CMU Receives $265 Million Donation
Plus Seton Hill students participate in 'Labor of Love' and Duquesne lauded for social mobility.
>>GO FIGUREThe staggering size of a gift given to Carnegie Mellon University by William S. Dietrich II, a CMU trustee and former steel executive. The gift is easily the largest in CMU’s history and, according to the university, ranks as the eighth-largest gift from an individual to a private university in U.S. history. The gift ($265 million) is equal to approximately one-fourth of CMU’s total endowment, so the scope and impact of this gift on the university can’t be estimated.
"Serving as a trustee of Carnegie Mellon convinced me that Carnegie Mellon is not only a great university, but that it is an important driver of the future success of this region and its citizens,” Dietrich said last Wednesday on a webcast announcing the gift. In appreciation, CMU will be renaming the College of Humanities the Marianna Brown Dietrich College of Humanities and Social Sciences in honor of Dietrich’s mother. The fund becomes operational on Dietrich’s passing, and insiders and friends suspect that the philanthropist will soon announce an additional donation to the University of Pittsburgh.

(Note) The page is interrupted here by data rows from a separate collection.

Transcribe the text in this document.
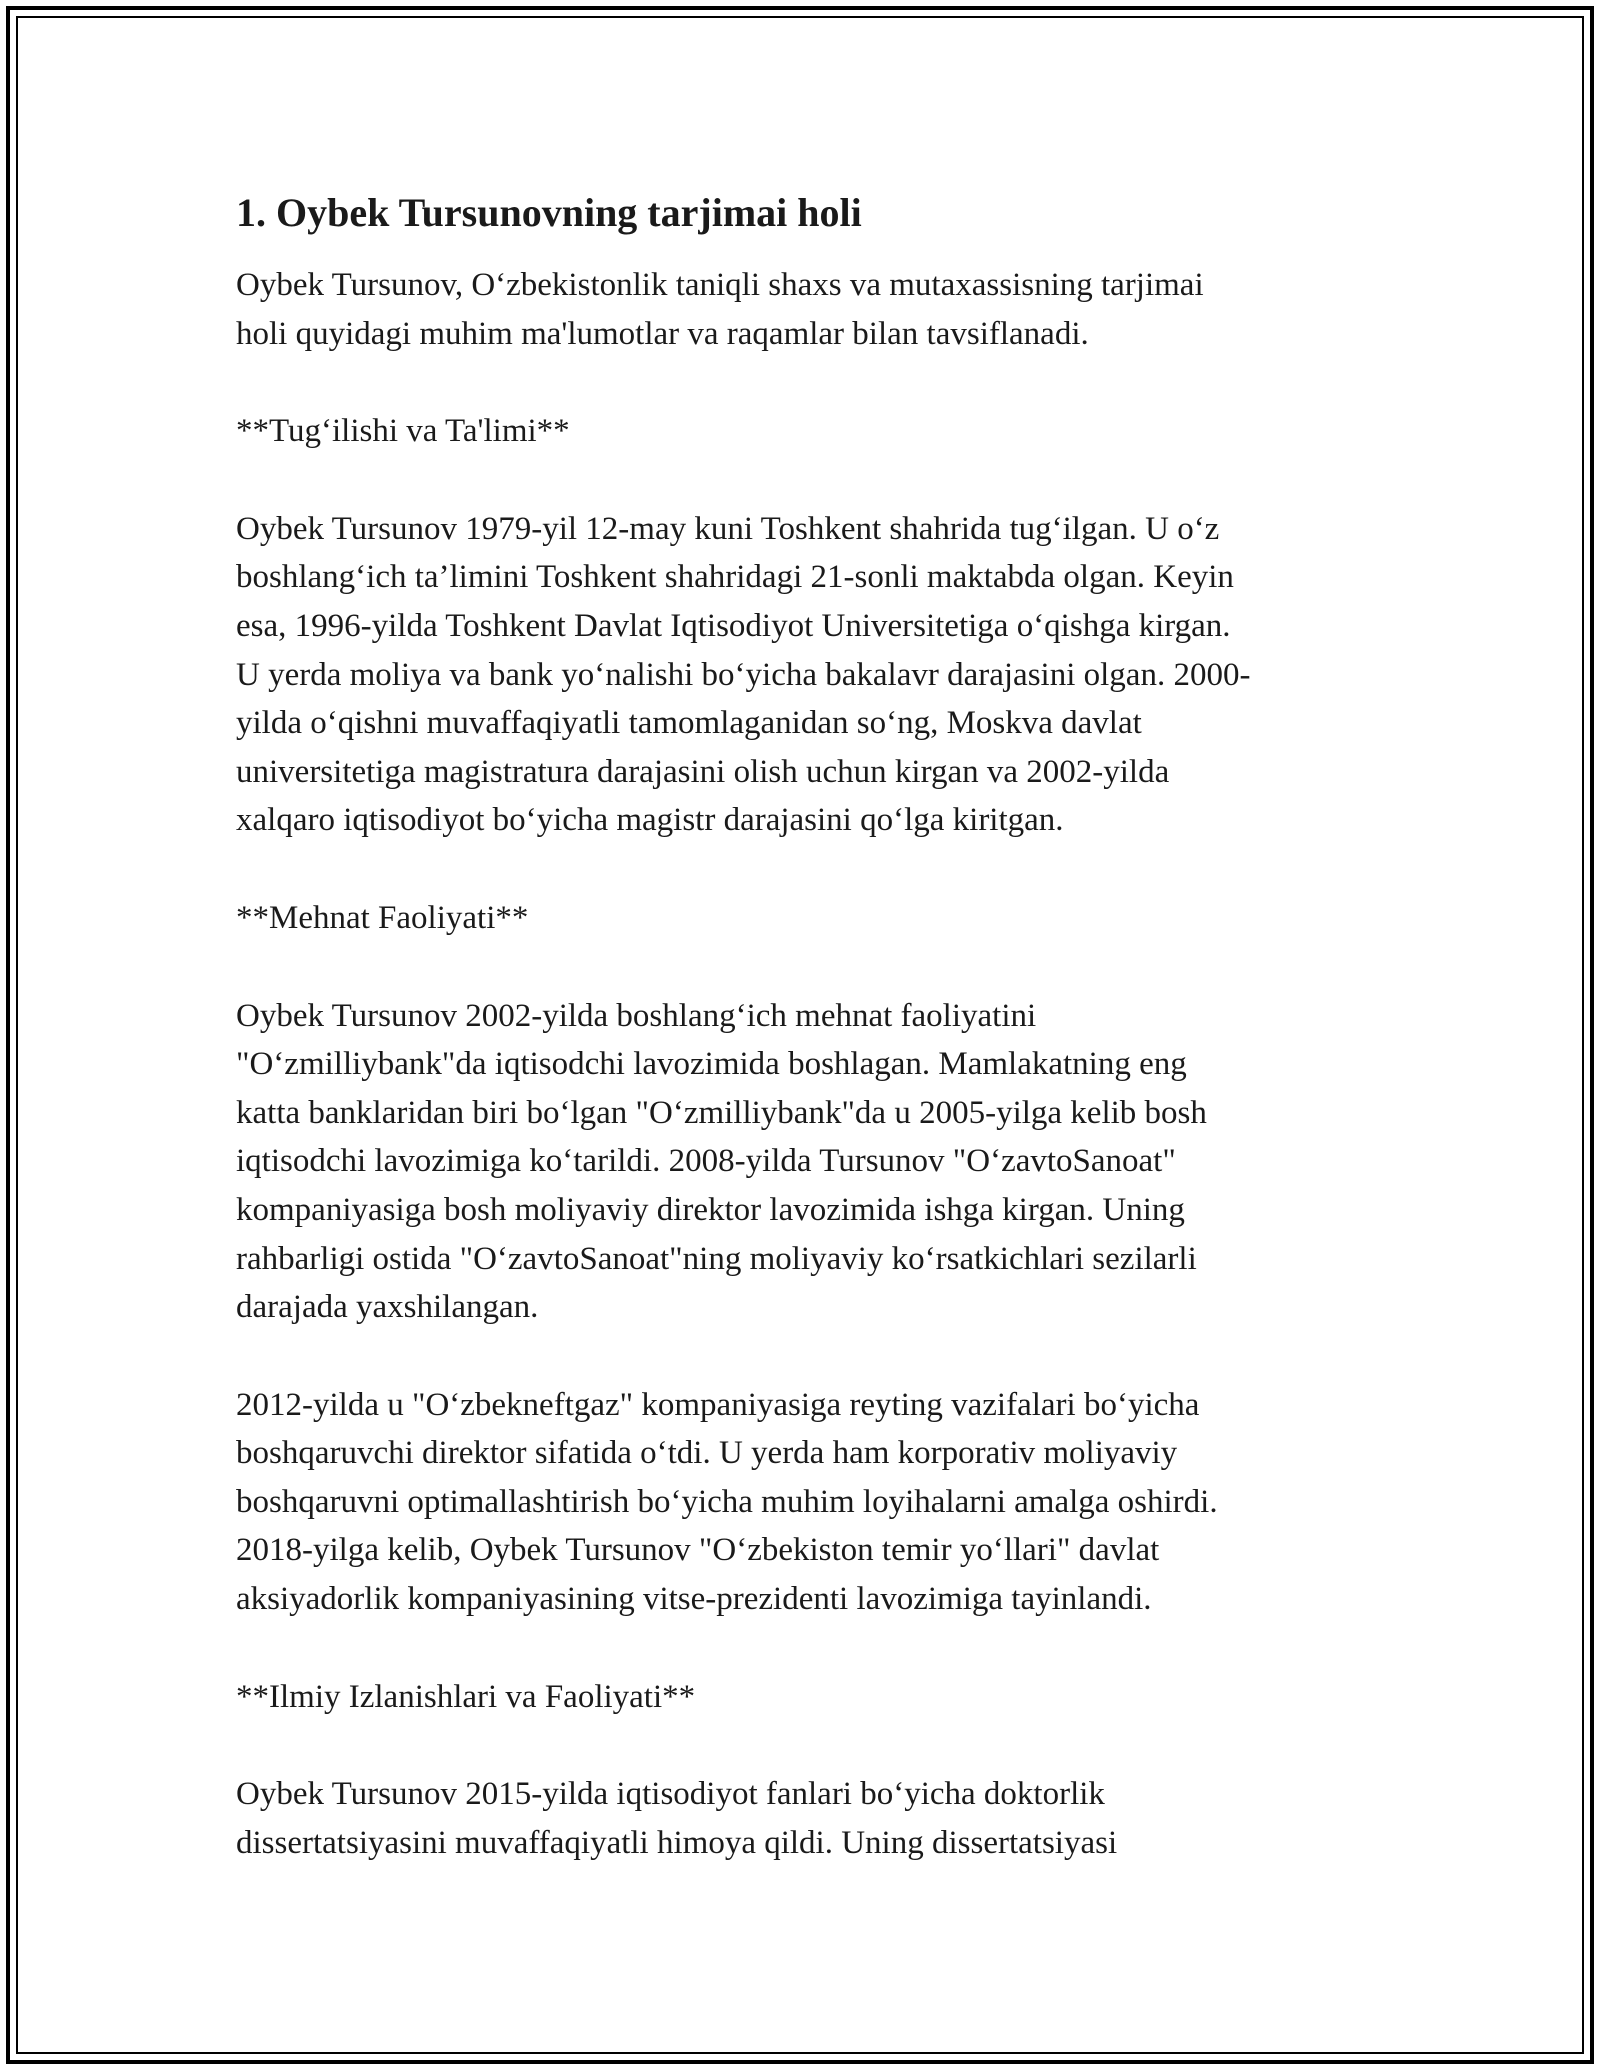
1. Oybek Tursunovning tarjimai holi

Oybek Tursunov, O‘zbekistonlik taniqli shaxs va mutaxassisning tarjimai
holi quyidagi muhim ma'lumotlar va raqamlar bilan tavsiflanadi.

**Tug‘ilishi va Ta'limi**

Oybek Tursunov 1979-yil 12-may kuni Toshkent shahrida tug‘ilgan. U o‘z
boshlang‘ich ta’limini Toshkent shahridagi 21-sonli maktabda olgan. Keyin
esa, 1996-yilda Toshkent Davlat Iqtisodiyot Universitetiga o‘qishga kirgan.
U yerda moliya va bank yo‘nalishi bo‘yicha bakalavr darajasini olgan. 2000-
yilda o‘qishni muvaffaqiyatli tamomlaganidan so‘ng, Moskva davlat
universitetiga magistratura darajasini olish uchun kirgan va 2002-yilda
xalqaro iqtisodiyot bo‘yicha magistr darajasini qo‘lga kiritgan.

**Mehnat Faoliyati**

Oybek Tursunov 2002-yilda boshlang‘ich mehnat faoliyatini
"O‘zmilliybank"da iqtisodchi lavozimida boshlagan. Mamlakatning eng
katta banklaridan biri bo‘lgan "O‘zmilliybank"da u 2005-yilga kelib bosh
iqtisodchi lavozimiga ko‘tarildi. 2008-yilda Tursunov "O‘zavtoSanoat"
kompaniyasiga bosh moliyaviy direktor lavozimida ishga kirgan. Uning
rahbarligi ostida "O‘zavtoSanoat"ning moliyaviy ko‘rsatkichlari sezilarli
darajada yaxshilangan.

2012-yilda u "O‘zbekneftgaz" kompaniyasiga reyting vazifalari bo‘yicha
boshqaruvchi direktor sifatida o‘tdi. U yerda ham korporativ moliyaviy
boshqaruvni optimallashtirish bo‘yicha muhim loyihalarni amalga oshirdi.
2018-yilga kelib, Oybek Tursunov "O‘zbekiston temir yo‘llari" davlat
aksiyadorlik kompaniyasining vitse-prezidenti lavozimiga tayinlandi.

**Ilmiy Izlanishlari va Faoliyati**

Oybek Tursunov 2015-yilda iqtisodiyot fanlari bo‘yicha doktorlik
dissertatsiyasini muvaffaqiyatli himoya qildi. Uning dissertatsiyasi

-Sean Collier, PM Associate Editor
>>EXTRA CREDIT
Seton Hill University Students Pledge Time in Annual Event
A Seton Hill University student and faculty member team up on some landscaping at Caritas Christi, the Motherhouse of the Sisters of Charity of Seton Hill. The pair was among the 120-plus volunteers who participated in Seton Hill’s “Labor of Love, Saturday of Service” event, an annual event early in each fall semester. Volunteers worked at nine sites around the Greensburg area, from the Seton Hill Campus itself to the Greensburg YMCA and beyond; this photo shows a portion of the Fatima Shrine at the Motherhouse, a home to retired nuns in the Sisters of Charity.
>>CAN’T MISS
Chatham Conference Hopes to Inspire
Pennsylvania has never elected a female governor, attorney general or U.S. senator. In fact, women only make up about 17 percent of the Keystone State’s General Assembly. Founded with hopes of hearing more heels clicking down the halls of Harrisburg, Chatham University’s Pennsylvania Center for Women in Politics (PCWP) aspires to change those statistics. The school is hosting the Western Pennsylvania Inaugural Conference on Friday, Sept. 23 from 8:30 a.m. to 2 p.m. at the Omni William Penn Hotel downtown with the goal of elevating women’s interests in politics and public policy to more than just the fashion sense of our nation’s First Lady. The conference will feature the 2011 Elsie Hillman Chair in Women and Politics, former New Jersey Governor Christine Todd Whitman, as keynote speaker. Aspiring glass-ceiling-shatterers can expect to be informed, empowered and, of course, well fed.
-Richelle Szypulski, PM Editorial Intern
>>PROPS
Duquesne Lauded for Social Mobility
Like many publications, Washington Monthly publishes an overall list of the nation’s top colleges and universities. It puts a unique twist on the rankings; however, they’re most interested in how schools contribute to the public good, citing research, social mobility and service as the three main qualifiers. And in this year’s rankings, Duquesne University ranked 11th nationwide in social mobility. That category investigates how many low-income students a university admits and graduates, and Washington Monthly finds Duquesne to be exemplary in that regard. Duquesne was also ranked 16th for community service participation, and the school ranked in the top 100 overall. Congrats are in order!